Bij het versturen van een afbeelding, of om het even welke informatie, over het internet wordt aan de onderliggende data een beschermingsmechanisme toegevoegd. Het kan immers voorkomen dat tijdens het versturen een bit verloren gaat.
Eén van de mechanismes is het toevoegen van zogenaamde pariteitsbits. In onderstaande afbeelding zie je een eenvoudige 4x4 afbeelding. Denk aan een matrix opgebouwd uit de binaire 1 en 0 waarden. Aan deze afbeelding wordt vervolgens een extra rij en kolom toegevoegd zodat het aantal zwarte bits (die onderliggend de binaire waarde 1 voorstellen) in elke rij en elke kolom steeds even in.

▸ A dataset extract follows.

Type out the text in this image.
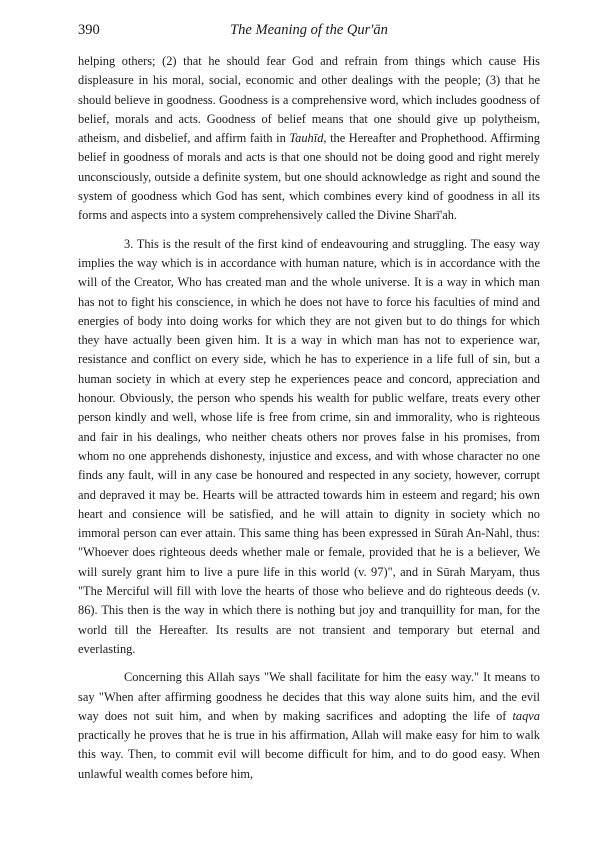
390	The Meaning of the Qur'ān

helping others; (2) that he should fear God and refrain from things which cause His displeasure in his moral, social, economic and other dealings with the people; (3) that he should believe in goodness. Goodness is a comprehensive word, which includes goodness of belief, morals and acts. Goodness of belief means that one should give up polytheism, atheism, and disbelief, and affirm faith in Tauhīd, the Hereafter and Prophethood. Affirming belief in goodness of morals and acts is that one should not be doing good and right merely unconsciously, outside a definite system, but one should acknowledge as right and sound the system of goodness which God has sent, which combines every kind of goodness in all its forms and aspects into a system comprehensively called the Divine Sharī'ah.

3. This is the result of the first kind of endeavouring and struggling. The easy way implies the way which is in accordance with human nature, which is in accordance with the will of the Creator, Who has created man and the whole universe. It is a way in which man has not to fight his conscience, in which he does not have to force his faculties of mind and energies of body into doing works for which they are not given but to do things for which they have actually been given him. It is a way in which man has not to experience war, resistance and conflict on every side, which he has to experience in a life full of sin, but a human society in which at every step he experiences peace and concord, appreciation and honour. Obviously, the person who spends his wealth for public welfare, treats every other person kindly and well, whose life is free from crime, sin and immorality, who is righteous and fair in his dealings, who neither cheats others nor proves false in his promises, from whom no one apprehends dishonesty, injustice and excess, and with whose character no one finds any fault, will in any case be honoured and respected in any society, however, corrupt and depraved it may be. Hearts will be attracted towards him in esteem and regard; his own heart and consience will be satisfied, and he will attain to dignity in society which no immoral person can ever attain. This same thing has been expressed in Sūrah An-Nahl, thus: "Whoever does righteous deeds whether male or female, provided that he is a believer, We will surely grant him to live a pure life in this world (v. 97)", and in Sūrah Maryam, thus "The Merciful will fill with love the hearts of those who believe and do righteous deeds (v. 86). This then is the way in which there is nothing but joy and tranquillity for man, for the world till the Hereafter. Its results are not transient and temporary but eternal and everlasting.

Concerning this Allah says "We shall facilitate for him the easy way." It means to say "When after affirming goodness he decides that this way alone suits him, and the evil way does not suit him, and when by making sacrifices and adopting the life of taqva practically he proves that he is true in his affirmation, Allah will make easy for him to walk this way. Then, to commit evil will become difficult for him, and to do good easy. When unlawful wealth comes before him,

Na het toevoegen van deze rij en kolom zijn de gegevens beschermd tegen eenvoudig verlies aan informatie. Stel immers dat het ene rode vakje wisselt van waarde. Doordat het aantal zwarte vakjes in deze rij en in de bijbehorende kolom niet meer even is kan je gemakkelijk de foute bit achterhalen.
In deze oefening wordt de afbeelding voorgesteld met behulp van een vierkante matrix. Deze matrix wordt opgebouwd uit 0
en 1
waarden.
Schrijf een functie detecteer(matrix)
die gegeven een matrix de plaats van de foutieve bit bepaalt. De coördinaat van de foutieve bit wordt vervolgens geretourneerd.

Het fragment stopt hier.